The road dipped sharply into a gully, the incline catching the car's suspension with a low, murmuring groan. Our headlights tilted down with the angle, sweeping the verge in a brief arc—and for a heartbeat, they caught movement. A flash of fur, a glint of eyes like silver studs reflecting back at us before the possum vanished into the undergrowth. Gone in a blink. Just the idea of it remained, rustling somewhere in the bracken.
I turned my gaze back to the window. The glass was cooler now, edged with mist where breath and temperature met. My reflection had begun to blur—features soft and ghosted, floating just beneath the surface. I barely recognised the face looking back. It felt less like me and more like the memory of someone I used to be, half-lost in the dark beyond the glass.
The contrast struck me all at once: the warm breath of the heater brushing against my legs, and just beyond it, the thick cold waiting outside. The bush pressed in close here—dense, ancient, almost territorial. My seat felt suddenly too small, my coat too tight, my skin too aware.
“I keep thinking about the stories he used to tell us on the bus,” I said, my voice breaking the quiet like a small stone tossed into still water. “All that nonsense about recurring dreams. Whole places he’d described like he’d actually been there.”
Jane gave a soft snort, her breath fogging faintly in the beam of the dash light. “Clivilius,” she said, the word wrapped in that dry tone reserved for old, harmless absurdities. The name landed between us like an old playing card—creases worn deep, still faintly absurd. “The city of bridges, right?”
“And azure skies,” I added, the phrase tumbling out of me by muscle memory alone.
“He had a name for everything,” she murmured, the corner of her mouth lifting in a crooked smile. “The red sand. The flourishing trees. Those freaky stone dogs he reckoned stood guard at the gates. Said it all came from dreams. I just assumed it was... well, Luke.”
“Same,” I said, but the word sat strangely now. Thin. Rehearsed. Like a garment I’d outgrown without noticing until I tried it on again.

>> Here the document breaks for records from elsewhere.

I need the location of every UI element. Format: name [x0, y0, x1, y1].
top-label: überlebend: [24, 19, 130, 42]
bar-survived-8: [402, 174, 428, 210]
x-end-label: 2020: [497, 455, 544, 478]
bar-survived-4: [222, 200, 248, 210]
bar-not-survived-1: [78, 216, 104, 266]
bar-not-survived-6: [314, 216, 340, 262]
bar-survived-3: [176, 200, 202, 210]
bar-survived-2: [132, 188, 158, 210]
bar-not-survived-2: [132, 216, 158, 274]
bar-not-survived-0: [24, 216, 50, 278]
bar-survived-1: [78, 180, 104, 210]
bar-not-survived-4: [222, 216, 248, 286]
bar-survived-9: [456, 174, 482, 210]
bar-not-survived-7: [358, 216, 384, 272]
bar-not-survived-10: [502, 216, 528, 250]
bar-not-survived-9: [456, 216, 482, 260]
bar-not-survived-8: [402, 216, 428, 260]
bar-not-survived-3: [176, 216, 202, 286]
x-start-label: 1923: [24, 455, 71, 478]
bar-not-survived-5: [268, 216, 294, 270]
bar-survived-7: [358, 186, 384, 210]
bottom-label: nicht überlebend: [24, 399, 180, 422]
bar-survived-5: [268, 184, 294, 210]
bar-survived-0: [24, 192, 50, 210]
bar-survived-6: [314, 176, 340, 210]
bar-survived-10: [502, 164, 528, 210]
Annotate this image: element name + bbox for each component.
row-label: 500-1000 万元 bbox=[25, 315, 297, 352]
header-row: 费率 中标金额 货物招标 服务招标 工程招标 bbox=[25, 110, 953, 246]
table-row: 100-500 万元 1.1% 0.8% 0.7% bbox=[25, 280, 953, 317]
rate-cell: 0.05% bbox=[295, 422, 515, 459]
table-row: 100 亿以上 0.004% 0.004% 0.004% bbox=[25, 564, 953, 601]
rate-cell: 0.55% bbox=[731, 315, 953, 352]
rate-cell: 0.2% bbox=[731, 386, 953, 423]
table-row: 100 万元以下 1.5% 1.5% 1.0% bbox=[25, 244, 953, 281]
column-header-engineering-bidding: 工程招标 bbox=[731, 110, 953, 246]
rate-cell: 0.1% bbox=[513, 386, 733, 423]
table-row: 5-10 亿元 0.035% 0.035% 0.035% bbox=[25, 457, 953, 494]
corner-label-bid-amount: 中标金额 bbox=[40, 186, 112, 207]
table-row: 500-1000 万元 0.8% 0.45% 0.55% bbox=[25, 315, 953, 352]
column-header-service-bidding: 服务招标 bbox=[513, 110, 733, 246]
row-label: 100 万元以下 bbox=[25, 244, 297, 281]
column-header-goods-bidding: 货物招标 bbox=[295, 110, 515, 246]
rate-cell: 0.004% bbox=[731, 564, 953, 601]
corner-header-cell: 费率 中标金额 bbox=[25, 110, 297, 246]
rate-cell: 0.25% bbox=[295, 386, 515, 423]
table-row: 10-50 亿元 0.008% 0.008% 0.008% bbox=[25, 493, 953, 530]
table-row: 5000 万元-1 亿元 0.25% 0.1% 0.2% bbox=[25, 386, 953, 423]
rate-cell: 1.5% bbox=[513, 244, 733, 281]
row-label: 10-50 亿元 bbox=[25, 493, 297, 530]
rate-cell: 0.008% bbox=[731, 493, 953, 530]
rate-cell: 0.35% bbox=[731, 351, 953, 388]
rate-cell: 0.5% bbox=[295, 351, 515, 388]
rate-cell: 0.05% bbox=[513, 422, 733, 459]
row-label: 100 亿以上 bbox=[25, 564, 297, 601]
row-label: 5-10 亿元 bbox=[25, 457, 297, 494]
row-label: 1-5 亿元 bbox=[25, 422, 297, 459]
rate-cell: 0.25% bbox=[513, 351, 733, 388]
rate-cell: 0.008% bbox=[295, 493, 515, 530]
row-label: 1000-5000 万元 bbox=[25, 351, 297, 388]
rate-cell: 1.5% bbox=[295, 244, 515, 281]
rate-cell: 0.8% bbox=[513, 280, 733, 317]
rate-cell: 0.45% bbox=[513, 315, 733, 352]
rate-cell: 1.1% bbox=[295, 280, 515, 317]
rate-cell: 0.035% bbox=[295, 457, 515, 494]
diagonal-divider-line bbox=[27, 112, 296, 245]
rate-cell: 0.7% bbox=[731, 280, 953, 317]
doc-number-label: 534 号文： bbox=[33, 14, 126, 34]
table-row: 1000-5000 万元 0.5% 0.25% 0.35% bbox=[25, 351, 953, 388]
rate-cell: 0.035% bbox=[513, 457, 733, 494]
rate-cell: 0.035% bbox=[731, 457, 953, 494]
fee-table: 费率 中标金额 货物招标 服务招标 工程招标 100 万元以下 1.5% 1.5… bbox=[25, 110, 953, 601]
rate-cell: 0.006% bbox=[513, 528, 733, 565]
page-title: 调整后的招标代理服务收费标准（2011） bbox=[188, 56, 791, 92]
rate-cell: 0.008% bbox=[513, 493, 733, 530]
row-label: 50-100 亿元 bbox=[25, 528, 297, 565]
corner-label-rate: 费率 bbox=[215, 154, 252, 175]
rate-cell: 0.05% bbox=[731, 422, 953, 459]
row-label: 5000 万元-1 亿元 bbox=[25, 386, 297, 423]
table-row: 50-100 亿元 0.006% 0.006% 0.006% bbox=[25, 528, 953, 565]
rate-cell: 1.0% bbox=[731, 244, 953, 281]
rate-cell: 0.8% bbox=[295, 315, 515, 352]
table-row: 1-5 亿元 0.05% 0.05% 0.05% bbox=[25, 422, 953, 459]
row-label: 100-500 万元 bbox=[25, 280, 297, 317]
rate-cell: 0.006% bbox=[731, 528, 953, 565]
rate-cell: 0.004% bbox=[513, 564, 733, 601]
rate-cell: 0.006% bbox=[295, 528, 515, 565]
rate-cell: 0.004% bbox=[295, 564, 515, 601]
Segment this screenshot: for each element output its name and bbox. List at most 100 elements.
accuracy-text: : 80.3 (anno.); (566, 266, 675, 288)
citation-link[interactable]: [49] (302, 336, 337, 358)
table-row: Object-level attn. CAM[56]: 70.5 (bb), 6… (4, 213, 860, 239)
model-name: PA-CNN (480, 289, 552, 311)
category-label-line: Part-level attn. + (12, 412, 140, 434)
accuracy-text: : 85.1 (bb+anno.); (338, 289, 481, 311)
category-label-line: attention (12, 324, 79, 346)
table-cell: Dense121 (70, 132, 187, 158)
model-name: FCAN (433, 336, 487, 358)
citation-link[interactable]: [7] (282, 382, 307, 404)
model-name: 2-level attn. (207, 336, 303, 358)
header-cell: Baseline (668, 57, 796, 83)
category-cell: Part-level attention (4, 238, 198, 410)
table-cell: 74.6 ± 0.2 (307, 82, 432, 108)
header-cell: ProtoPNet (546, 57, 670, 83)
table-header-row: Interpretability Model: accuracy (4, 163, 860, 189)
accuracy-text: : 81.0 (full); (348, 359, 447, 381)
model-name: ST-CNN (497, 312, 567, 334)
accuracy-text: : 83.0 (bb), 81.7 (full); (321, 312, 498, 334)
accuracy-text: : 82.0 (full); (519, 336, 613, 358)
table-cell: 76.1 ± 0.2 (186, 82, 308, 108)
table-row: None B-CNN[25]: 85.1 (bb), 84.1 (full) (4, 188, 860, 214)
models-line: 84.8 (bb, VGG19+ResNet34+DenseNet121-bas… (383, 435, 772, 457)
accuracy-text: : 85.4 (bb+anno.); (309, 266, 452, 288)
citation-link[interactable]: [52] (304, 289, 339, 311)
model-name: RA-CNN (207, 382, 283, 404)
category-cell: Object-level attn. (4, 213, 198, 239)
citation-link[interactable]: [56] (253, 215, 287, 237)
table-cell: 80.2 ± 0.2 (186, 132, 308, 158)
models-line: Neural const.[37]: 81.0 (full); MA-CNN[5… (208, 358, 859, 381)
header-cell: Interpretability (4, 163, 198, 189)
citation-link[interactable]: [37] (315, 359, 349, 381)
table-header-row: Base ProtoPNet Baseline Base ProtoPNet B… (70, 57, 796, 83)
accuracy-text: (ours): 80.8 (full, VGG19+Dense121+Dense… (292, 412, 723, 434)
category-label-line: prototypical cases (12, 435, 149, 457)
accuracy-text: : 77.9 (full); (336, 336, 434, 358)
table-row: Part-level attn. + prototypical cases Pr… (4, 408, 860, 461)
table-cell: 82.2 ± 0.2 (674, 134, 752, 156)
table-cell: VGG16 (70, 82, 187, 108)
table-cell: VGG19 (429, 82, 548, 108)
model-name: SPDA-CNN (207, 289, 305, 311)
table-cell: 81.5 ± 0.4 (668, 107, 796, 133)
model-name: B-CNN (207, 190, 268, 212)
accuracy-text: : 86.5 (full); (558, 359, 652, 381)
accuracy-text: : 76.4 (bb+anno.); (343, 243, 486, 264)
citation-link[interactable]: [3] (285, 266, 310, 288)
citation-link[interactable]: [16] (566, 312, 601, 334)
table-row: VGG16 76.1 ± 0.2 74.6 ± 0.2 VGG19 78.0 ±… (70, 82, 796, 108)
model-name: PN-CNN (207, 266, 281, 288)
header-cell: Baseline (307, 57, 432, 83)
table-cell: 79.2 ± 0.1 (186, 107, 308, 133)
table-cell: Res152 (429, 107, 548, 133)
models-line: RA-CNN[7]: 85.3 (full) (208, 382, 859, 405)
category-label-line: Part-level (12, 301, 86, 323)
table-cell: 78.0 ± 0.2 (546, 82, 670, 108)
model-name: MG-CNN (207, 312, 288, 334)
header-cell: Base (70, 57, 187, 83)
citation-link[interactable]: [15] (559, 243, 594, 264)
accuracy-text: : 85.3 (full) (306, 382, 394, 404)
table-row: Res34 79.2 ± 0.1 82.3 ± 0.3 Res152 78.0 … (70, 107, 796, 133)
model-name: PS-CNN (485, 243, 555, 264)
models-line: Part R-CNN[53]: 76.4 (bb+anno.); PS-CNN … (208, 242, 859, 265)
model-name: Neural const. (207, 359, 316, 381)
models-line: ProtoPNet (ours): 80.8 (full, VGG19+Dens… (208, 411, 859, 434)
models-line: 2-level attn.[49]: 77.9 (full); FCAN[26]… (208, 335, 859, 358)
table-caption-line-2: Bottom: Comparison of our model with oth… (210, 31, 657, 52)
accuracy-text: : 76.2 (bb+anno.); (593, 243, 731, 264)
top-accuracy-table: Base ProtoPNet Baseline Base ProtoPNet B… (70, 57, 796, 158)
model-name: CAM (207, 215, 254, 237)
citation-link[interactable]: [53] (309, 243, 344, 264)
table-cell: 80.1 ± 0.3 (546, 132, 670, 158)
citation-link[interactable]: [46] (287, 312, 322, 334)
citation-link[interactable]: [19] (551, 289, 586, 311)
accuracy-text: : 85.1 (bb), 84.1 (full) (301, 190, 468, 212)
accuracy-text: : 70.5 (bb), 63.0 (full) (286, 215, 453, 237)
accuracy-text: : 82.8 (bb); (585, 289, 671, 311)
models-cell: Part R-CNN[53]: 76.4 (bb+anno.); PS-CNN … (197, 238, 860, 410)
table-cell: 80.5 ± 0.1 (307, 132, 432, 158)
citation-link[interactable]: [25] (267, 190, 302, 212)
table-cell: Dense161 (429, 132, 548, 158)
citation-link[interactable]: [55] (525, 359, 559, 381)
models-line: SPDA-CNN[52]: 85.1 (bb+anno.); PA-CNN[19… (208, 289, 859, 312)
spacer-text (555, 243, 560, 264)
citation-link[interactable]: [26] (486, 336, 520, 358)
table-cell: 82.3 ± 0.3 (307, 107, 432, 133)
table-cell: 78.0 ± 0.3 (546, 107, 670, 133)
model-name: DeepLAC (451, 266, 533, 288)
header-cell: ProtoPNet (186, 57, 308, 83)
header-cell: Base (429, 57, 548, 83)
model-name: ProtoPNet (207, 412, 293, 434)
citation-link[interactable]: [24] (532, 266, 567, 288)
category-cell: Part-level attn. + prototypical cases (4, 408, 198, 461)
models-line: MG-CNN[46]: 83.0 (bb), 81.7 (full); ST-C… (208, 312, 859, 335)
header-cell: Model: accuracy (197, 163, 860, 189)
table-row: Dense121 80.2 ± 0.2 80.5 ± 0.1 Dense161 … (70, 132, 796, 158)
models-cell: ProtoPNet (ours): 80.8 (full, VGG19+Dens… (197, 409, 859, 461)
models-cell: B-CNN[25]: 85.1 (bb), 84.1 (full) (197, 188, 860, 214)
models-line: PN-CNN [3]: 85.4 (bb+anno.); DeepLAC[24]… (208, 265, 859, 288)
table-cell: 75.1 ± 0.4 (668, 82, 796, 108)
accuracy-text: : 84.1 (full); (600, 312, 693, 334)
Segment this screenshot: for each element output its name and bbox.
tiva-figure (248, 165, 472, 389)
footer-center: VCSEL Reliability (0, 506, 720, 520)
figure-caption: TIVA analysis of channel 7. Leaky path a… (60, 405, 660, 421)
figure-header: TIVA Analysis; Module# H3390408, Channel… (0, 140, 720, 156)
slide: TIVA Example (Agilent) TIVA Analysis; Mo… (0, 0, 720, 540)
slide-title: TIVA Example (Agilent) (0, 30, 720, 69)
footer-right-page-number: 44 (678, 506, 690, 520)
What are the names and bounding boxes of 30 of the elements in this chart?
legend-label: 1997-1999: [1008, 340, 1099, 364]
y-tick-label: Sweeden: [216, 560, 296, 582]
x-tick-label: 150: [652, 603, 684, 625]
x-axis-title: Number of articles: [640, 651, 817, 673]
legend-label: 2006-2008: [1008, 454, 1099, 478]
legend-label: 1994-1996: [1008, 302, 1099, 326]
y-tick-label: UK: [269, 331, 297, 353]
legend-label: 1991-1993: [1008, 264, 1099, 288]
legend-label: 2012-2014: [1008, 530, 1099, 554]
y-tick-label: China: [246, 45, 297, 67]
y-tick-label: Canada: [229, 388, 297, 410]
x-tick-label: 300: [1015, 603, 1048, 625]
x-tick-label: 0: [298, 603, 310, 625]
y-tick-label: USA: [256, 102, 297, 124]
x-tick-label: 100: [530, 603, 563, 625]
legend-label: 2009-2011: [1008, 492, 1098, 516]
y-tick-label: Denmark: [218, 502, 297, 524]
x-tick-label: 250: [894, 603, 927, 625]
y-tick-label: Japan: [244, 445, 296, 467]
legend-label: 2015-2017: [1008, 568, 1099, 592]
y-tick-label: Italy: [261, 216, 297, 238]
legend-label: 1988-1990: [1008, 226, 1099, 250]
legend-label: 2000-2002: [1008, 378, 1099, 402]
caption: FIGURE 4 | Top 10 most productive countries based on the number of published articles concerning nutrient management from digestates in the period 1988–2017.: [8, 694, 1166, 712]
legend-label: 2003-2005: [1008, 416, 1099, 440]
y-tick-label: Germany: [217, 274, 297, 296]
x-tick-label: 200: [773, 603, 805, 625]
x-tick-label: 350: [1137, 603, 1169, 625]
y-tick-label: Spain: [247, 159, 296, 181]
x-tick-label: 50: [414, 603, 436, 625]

The heater hummed on steadily, its warm current tracing a lazy line along my shins. It should have comforted me—it usually did—but there was a weight to the air now, something just beneath the surface of our conversation that made the silence feel less like a pause and more like an observer. Listening.
Jane cleared her throat, a small sound, but deliberate. “Do you think he believed it?”
“I don’t know,” I said, slower than I expected. The words had to rise through something. “At the time, I didn’t think much about it. But looking back now... maybe he did. Or maybe he just wanted someone to listen.”
She nodded faintly, eyes still forward. It wasn’t agreement, not quite. More like acknowledgment. A thought filed for later.
The car rolled on through the dark, its beams cutting the mist in patient strokes. The outside world narrowed further, the road steepening under our wheels as if it, too, had an opinion about where we should be going.
Then, after a beat: “And now he wants breakfast.”
I managed a quiet smile. “Yeah. And maybe something else.”
The bush crowded in with sudden closeness—trunks rising tall and bone-pale, packed in tightly like watchers at the edge of an old path. Shadows swayed and reformed in the headlight beam, never quite still. It was like driving through lungs. Like the world around us was breathing in time with the engine’s low hum.
The sensation turned in my gut, not quite dread, but something adjacent. It felt as though we were travelling inward, not forward—deeper into something held and old. As though the landscape had curved quietly closed behind us, drawing a line we hadn’t noticed crossing.
Jane reached out without ceremony and nudged my elbow—a small, grounding touch, but solid enough to bring me back to myself. Her voice was low, steady. “You’re spiralling. Come back to the road. Nearly there.”
I nodded, forcing myself to exhale. A long breath out. The sort that reminded you you were still tethered. Still here.